The number of COVID-19 patients remains below that of the outbreaks in summer and fall 2020. But the counts are growing higher, which is why Souza is worried.

“Our ICU count today, right now, is as high as it was at the peak (COVID-19) in December,” Souza said in an interview last week.

“What changes between now and December?” In December, the story was COVID. COVID was literally 50% of our acute care admissions… and we were pushed to close to our capacity, and we were all worried and scared (we were heading towards rationing care).

This summer, the COVID-19 patient load has been “super stable,” at only about 5% of patients, he said.

“Two weeks ago that all started to change, and in the last two weeks that has doubled. It’s now 10% of our inpatient admissions, ”he said. “I mean, adding that, it’s not just like the last straw that could break the camel’s back. It’s like a straw that will become a haystack, if it does something like the last three pushes.

The other thing that has changed since December is that vaccines are available at pharmacies, mobile clinics, emergency care offices and community events. Idaho is inundated with doses. But the hundreds of thousands of Idahoans who can get them still haven’t.

McInerney begins to feel unsafe again when she goes to the grocery store. She has no company at home unless she knows they are vaccinated. She wears her mask again. She has two young children at home and she doesn’t want them catching the fast-spreading Delta variant.

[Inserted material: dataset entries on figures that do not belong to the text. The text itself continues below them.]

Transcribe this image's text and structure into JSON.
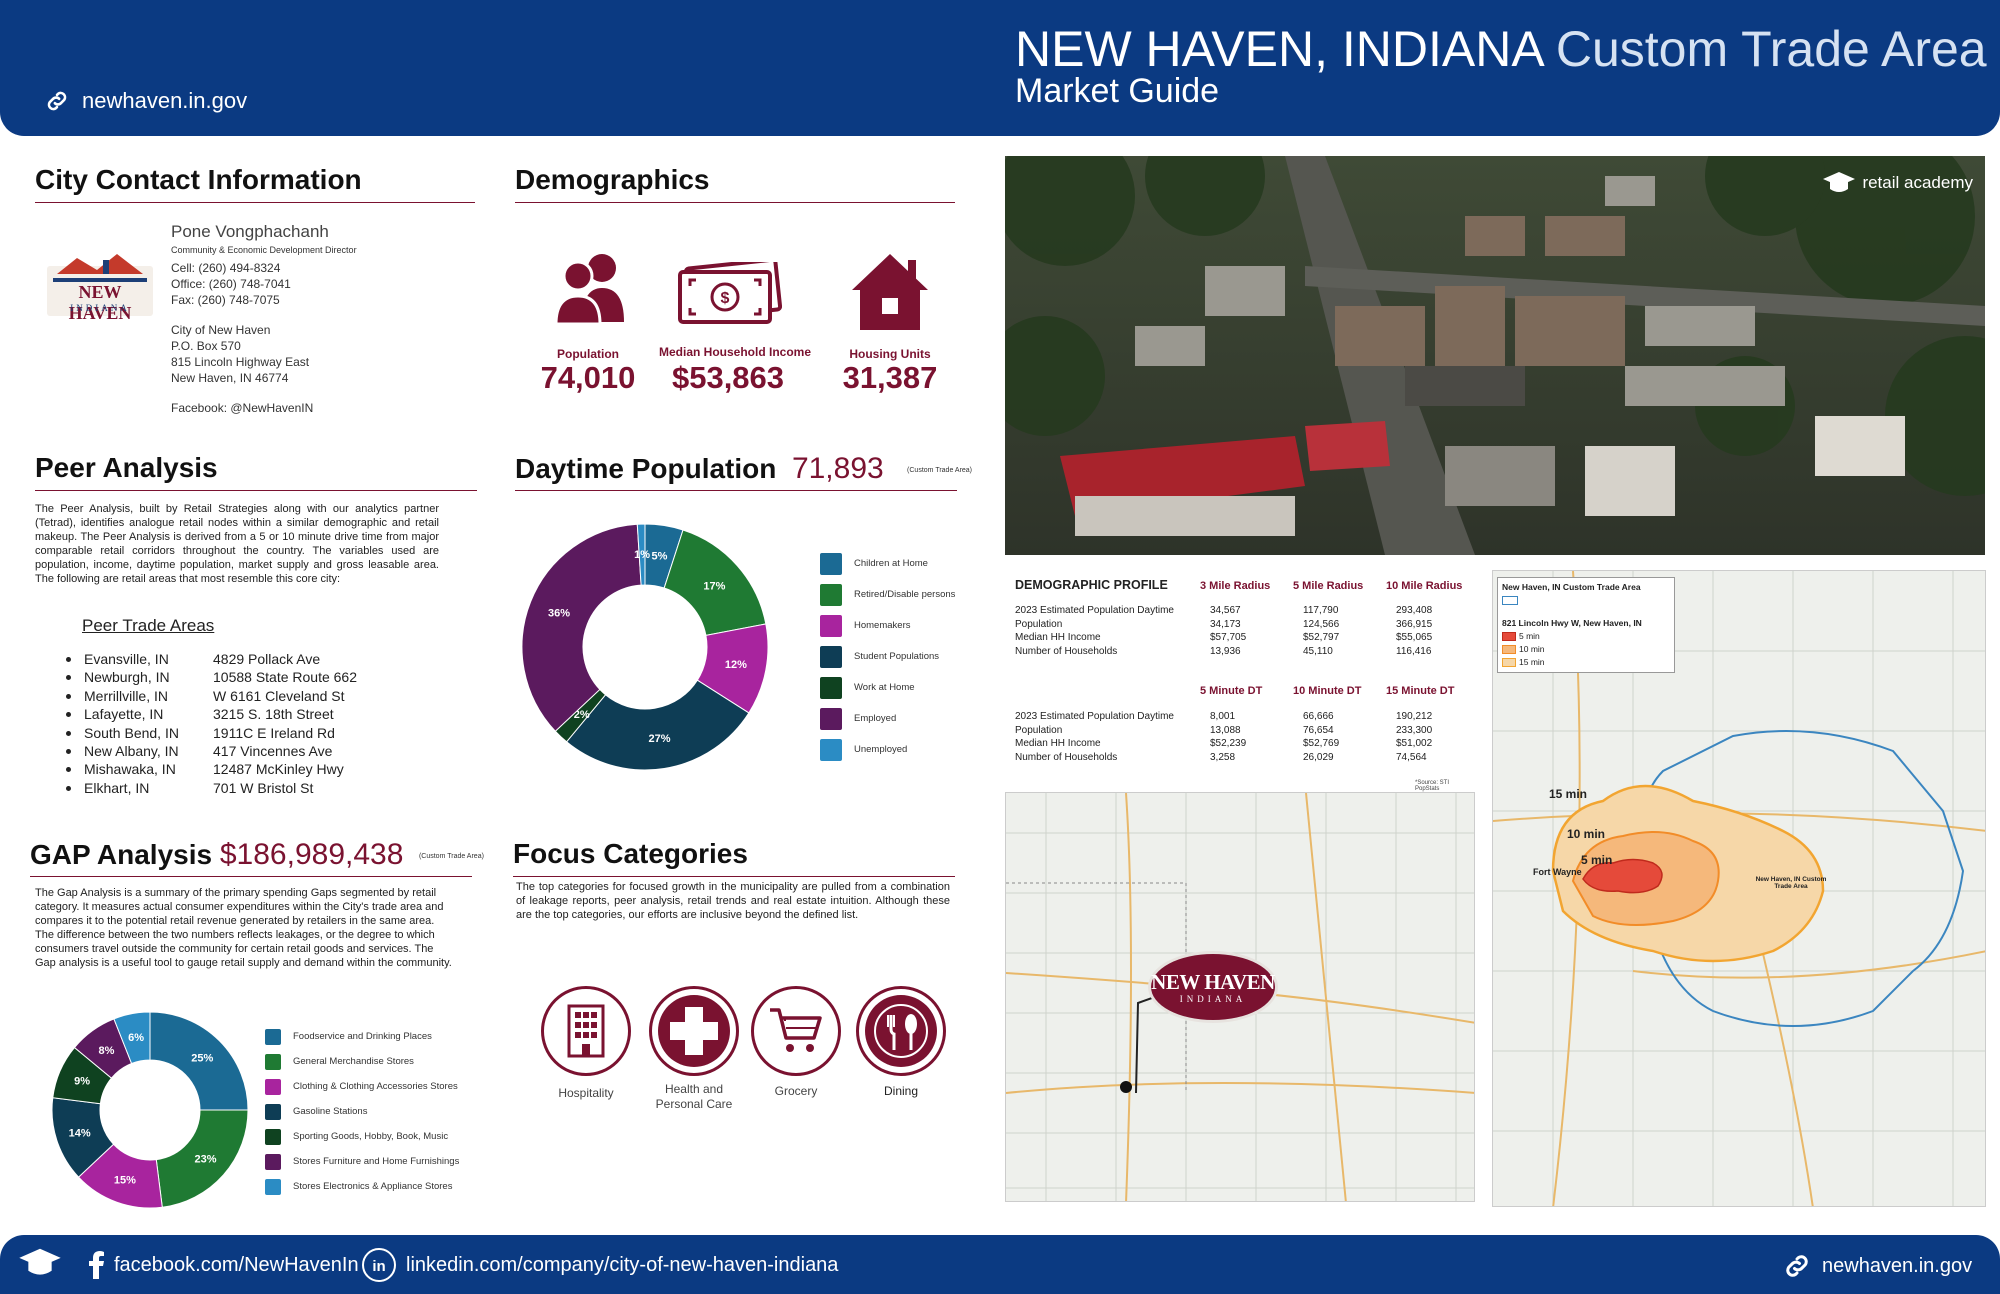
{
  "header": {
    "title_main": "NEW HAVEN, INDIANA",
    "title_light": "Custom Trade Area",
    "subtitle": "Market Guide",
    "website": "newhaven.in.gov"
  },
  "contact": {
    "title": "City Contact Information",
    "name": "Pone Vongphachanh",
    "role": "Community & Economic Development Director",
    "cell": "Cell: (260) 494-8324",
    "office": "Office: (260) 748-7041",
    "fax": "Fax: (260) 748-7075",
    "addr1": "City of New Haven",
    "addr2": "P.O. Box 570",
    "addr3": "815 Lincoln Highway East",
    "addr4": "New Haven, IN 46774",
    "facebook": "Facebook: @NewHavenIN",
    "logo_line1": "NEW HAVEN",
    "logo_line2": "INDIANA"
  },
  "demographics": {
    "title": "Demographics",
    "items": [
      {
        "label": "Population",
        "value": "74,010",
        "icon": "people-icon"
      },
      {
        "label": "Median Household Income",
        "value": "$53,863",
        "icon": "money-icon"
      },
      {
        "label": "Housing Units",
        "value": "31,387",
        "icon": "house-icon"
      }
    ]
  },
  "peer": {
    "title": "Peer Analysis",
    "body": "The Peer Analysis, built by Retail Strategies along with our analytics partner (Tetrad), identifies analogue retail nodes within a similar demographic and retail makeup. The Peer Analysis is derived from a 5 or 10 minute drive time from major comparable retail corridors throughout the country. The variables used are population, income, daytime population, market supply and gross leasable area. The following are retail areas that most resemble this core city:",
    "list_title": "Peer Trade Areas",
    "areas": [
      {
        "city": "Evansville, IN",
        "addr": "4829 Pollack Ave"
      },
      {
        "city": "Newburgh, IN",
        "addr": "10588  State  Route  662"
      },
      {
        "city": "Merrillville, IN",
        "addr": "W 6161 Cleveland St"
      },
      {
        "city": "Lafayette, IN",
        "addr": "3215 S. 18th Street"
      },
      {
        "city": "South Bend, IN",
        "addr": "1911C E Ireland Rd"
      },
      {
        "city": "New Albany, IN",
        "addr": "417 Vincennes Ave"
      },
      {
        "city": "Mishawaka, IN",
        "addr": "12487 McKinley Hwy"
      },
      {
        "city": "Elkhart, IN",
        "addr": "701 W Bristol St"
      }
    ]
  },
  "daytime": {
    "title": "Daytime Population",
    "value": "71,893",
    "note": "(Custom Trade Area)"
  },
  "gap": {
    "title": "GAP Analysis",
    "value": "$186,989,438",
    "note": "(Custom Trade Area)",
    "body": "The Gap Analysis is a summary of the primary spending Gaps segmented by retail category. It measures actual consumer expenditures within the City's trade area and compares it to the potential retail revenue generated by retailers in the same area. The difference between the two numbers reflects leakages, or the degree to which consumers travel outside the community for certain retail goods and services. The Gap analysis is a useful tool to gauge retail supply and demand within the community."
  },
  "focus": {
    "title": "Focus Categories",
    "body": "The top categories for focused growth in the municipality are pulled from a combination of leakage reports, peer analysis, retail trends and real estate intuition. Although these are the top categories, our efforts are inclusive beyond the defined list.",
    "items": [
      {
        "label": "Hospitality",
        "icon": "building-icon"
      },
      {
        "label": "Health and Personal Care",
        "icon": "medical-cross-icon"
      },
      {
        "label": "Grocery",
        "icon": "cart-icon"
      },
      {
        "label": "Dining",
        "icon": "dining-icon"
      }
    ]
  },
  "chart_data": [
    {
      "type": "pie",
      "categories": [
        "Children at Home",
        "Retired/Disable persons",
        "Homemakers",
        "Student Populations",
        "Work at Home",
        "Employed",
        "Unemployed"
      ],
      "values": [
        5,
        17,
        12,
        27,
        2,
        36,
        1
      ],
      "labels": [
        "5%",
        "17%",
        "12%",
        "27%",
        "2%",
        "36%",
        "1%"
      ],
      "colors": [
        "#1b6a94",
        "#1f7a33",
        "#a8249e",
        "#0e3d55",
        "#0f4220",
        "#5b1a5e",
        "#2b8cc4"
      ],
      "legend": "right"
    },
    {
      "type": "pie",
      "categories": [
        "Foodservice and Drinking Places",
        "General Merchandise Stores",
        "Clothing & Clothing Accessories Stores",
        "Gasoline Stations",
        "Sporting Goods, Hobby, Book, Music",
        "Stores Furniture and Home Furnishings",
        "Stores Electronics & Appliance Stores"
      ],
      "values": [
        25,
        23,
        15,
        14,
        9,
        8,
        6
      ],
      "labels": [
        "25%",
        "23%",
        "15%",
        "14%",
        "9%",
        "8%",
        "6%"
      ],
      "colors": [
        "#1b6a94",
        "#1f7a33",
        "#a8249e",
        "#0e3d55",
        "#0f4220",
        "#5b1a5e",
        "#2b8cc4"
      ],
      "legend": "right"
    }
  ],
  "profile": {
    "title": "DEMOGRAPHIC PROFILE",
    "cols1": [
      "3 Mile Radius",
      "5 Mile Radius",
      "10 Mile Radius"
    ],
    "cols2": [
      "5 Minute DT",
      "10 Minute DT",
      "15 Minute DT"
    ],
    "rows": [
      "2023 Estimated Population Daytime",
      "Population",
      "Median HH Income",
      "Number of Households"
    ],
    "table1": [
      [
        "34,567",
        "117,790",
        "293,408"
      ],
      [
        "34,173",
        "124,566",
        "366,915"
      ],
      [
        "$57,705",
        "$52,797",
        "$55,065"
      ],
      [
        "13,936",
        "45,110",
        "116,416"
      ]
    ],
    "table2": [
      [
        "8,001",
        "66,666",
        "190,212"
      ],
      [
        "13,088",
        "76,654",
        "233,300"
      ],
      [
        "$52,239",
        "$52,769",
        "$51,002"
      ],
      [
        "3,258",
        "26,029",
        "74,564"
      ]
    ],
    "source": "*Source: STI PopStats"
  },
  "photo": {
    "brand": "retail academy"
  },
  "map": {
    "title": "New Haven, IN Custom Trade Area",
    "address": "821 Lincoln Hwy W, New Haven, IN",
    "legend": [
      "5 min",
      "10 min",
      "15 min"
    ],
    "zone_labels": [
      "15 min",
      "10 min",
      "5 min"
    ],
    "area_label": "New Haven, IN Custom Trade Area",
    "city": "Fort Wayne"
  },
  "footer": {
    "facebook": "facebook.com/NewHavenIn",
    "linkedin": "linkedin.com/company/city-of-new-haven-indiana",
    "website": "newhaven.in.gov"
  }
}
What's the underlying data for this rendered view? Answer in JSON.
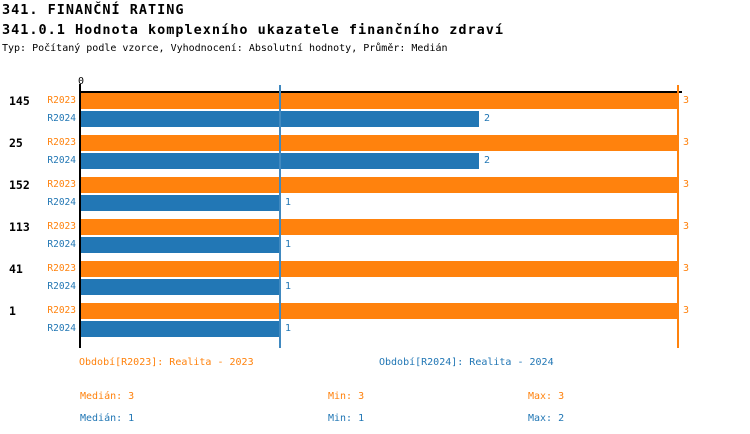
{
  "header": {
    "title": "341. FINANČNÍ RATING",
    "subtitle": "341.0.1 Hodnota komplexního ukazatele finančního zdraví",
    "meta": "Typ: Počítaný podle vzorce, Vyhodnocení: Absolutní hodnoty, Průměr: Medián"
  },
  "colors": {
    "r2023": "#FF820D",
    "r2024": "#2277B5",
    "r2024_median_line": "#4089C0",
    "axis": "#000000"
  },
  "chart_data": {
    "type": "bar",
    "orientation": "horizontal",
    "categories": [
      "145",
      "25",
      "152",
      "113",
      "41",
      "1"
    ],
    "series": [
      {
        "name": "R2023",
        "label": "R2023",
        "color": "#FF820D",
        "values": [
          3,
          3,
          3,
          3,
          3,
          3
        ]
      },
      {
        "name": "R2024",
        "label": "R2024",
        "color": "#2277B5",
        "values": [
          2,
          2,
          1,
          1,
          1,
          1
        ]
      }
    ],
    "xlim": [
      0,
      3
    ],
    "x_tick_labels": [
      "0"
    ],
    "bar_value_labels": true,
    "grid": false,
    "median_lines": [
      {
        "series": "R2023",
        "value": 3,
        "color": "#FF820D"
      },
      {
        "series": "R2024",
        "value": 1,
        "color": "#4089C0"
      }
    ],
    "legend_position": "bottom"
  },
  "legend": [
    {
      "text": "Období[R2023]: Realita - 2023",
      "color": "#FF820D"
    },
    {
      "text": "Období[R2024]: Realita - 2024",
      "color": "#2277B5"
    }
  ],
  "stats_rows": [
    {
      "series": "R2023",
      "items": [
        "Medián: 3",
        "Min: 3",
        "Max: 3"
      ]
    },
    {
      "series": "R2024",
      "items": [
        "Medián: 1",
        "Min: 1",
        "Max: 2"
      ]
    }
  ]
}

“I’m counting the days until they can be vaccinated,” she said.

She is also worried about her intensive care team.

Saint Alphonsus will always be ready to treat patients, she said. But healthcare workers are not an infinite and consumable resource.

“We’re so tight, having gone through a pandemic together,” she said. “We’re all so close, and we’re in the same boat. And we’re at the point where we’re at with frustration. “

She fears morale will suffer if the team has to endure a new wave of COVID-19, at a time when vaccines are readily available.

Healthcare in Idaho has already lost some of its workforce due to burnout and trauma. Some nurses fell in love with their careers after months of grueling work in hot PPE, trying to save people who didn’t trust medical experts.

“I don’t know if our health care system can tolerate another exodus of health care workers,” McInerney said.